Metals futures (gold, silver, copper) – COT report:

Not even the safety of gold escaped the bearish sweep of the commodity space last week, with net-long exposure to key metals markets falling in tandem. Large specs have reduced net-long exposure by around -33k contracts over the past two weeks, and are just 24.5k net long. Managed funds are on the cusp of flipping to net-short exposure (and they may already be following Friday’s weak NFP report).

Longs and shorts were reduced for silver futures as traders ran for cover. But it is interest to note that short interest did not pick up meaningfully last week for gold, silver for copper futures. So for now at least, we’re seemingly witnessing a flush of weaker bulls as opposed to an onslaught of bears hitting the metals market.

 

S&P 500, Dow Jones, Nasdaq 100 futures positioning – COT report:

The Nasdaq 100 officially entered a correction last week, having fallen just over the -10% threshold from its high.
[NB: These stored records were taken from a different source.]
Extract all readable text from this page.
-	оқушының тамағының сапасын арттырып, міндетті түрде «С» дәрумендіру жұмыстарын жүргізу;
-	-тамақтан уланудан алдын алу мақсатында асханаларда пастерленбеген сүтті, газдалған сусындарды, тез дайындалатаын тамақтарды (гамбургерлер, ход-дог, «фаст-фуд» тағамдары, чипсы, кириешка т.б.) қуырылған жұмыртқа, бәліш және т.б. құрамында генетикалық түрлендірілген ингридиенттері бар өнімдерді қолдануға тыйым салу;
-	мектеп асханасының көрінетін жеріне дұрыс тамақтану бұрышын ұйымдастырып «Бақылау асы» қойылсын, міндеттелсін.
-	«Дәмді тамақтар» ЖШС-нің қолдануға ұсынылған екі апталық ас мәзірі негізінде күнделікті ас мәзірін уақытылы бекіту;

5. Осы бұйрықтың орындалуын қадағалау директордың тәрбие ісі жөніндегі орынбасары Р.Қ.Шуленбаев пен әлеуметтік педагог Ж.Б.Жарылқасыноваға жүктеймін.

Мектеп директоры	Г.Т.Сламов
The S&P 500 and Dow Jones are yet to join the ‘correction club’ with their respective -5.6% and -4.6% retracements, but with Wall Street lower and the VIX surging things are clearly not quite right for bulls.

Net-long exposure was lower for all three futures indices last week, but not by an alarming rate. In fact, asset managers remain defiantly net-long the Nasdaq 100 and S&P 500 with all things considered. Therefore, at this stage I’m leaning towards the current retracements being just that, and not a major top.

 

 

Volatility Index (VIX) futures - COT report:

Asset managers may appear comfortable with Wall Street indices, but they have shed a considerable level of shorts overt the past four week, resulting in net-short exposure plunging by 70% over this time. It strongly suggests real money traders were already wary of the Wall Street selloff and stronger case for Fed cuts. This also coincides with a surge into bonds on bets the Fed would be forced to cut more than they were letting on.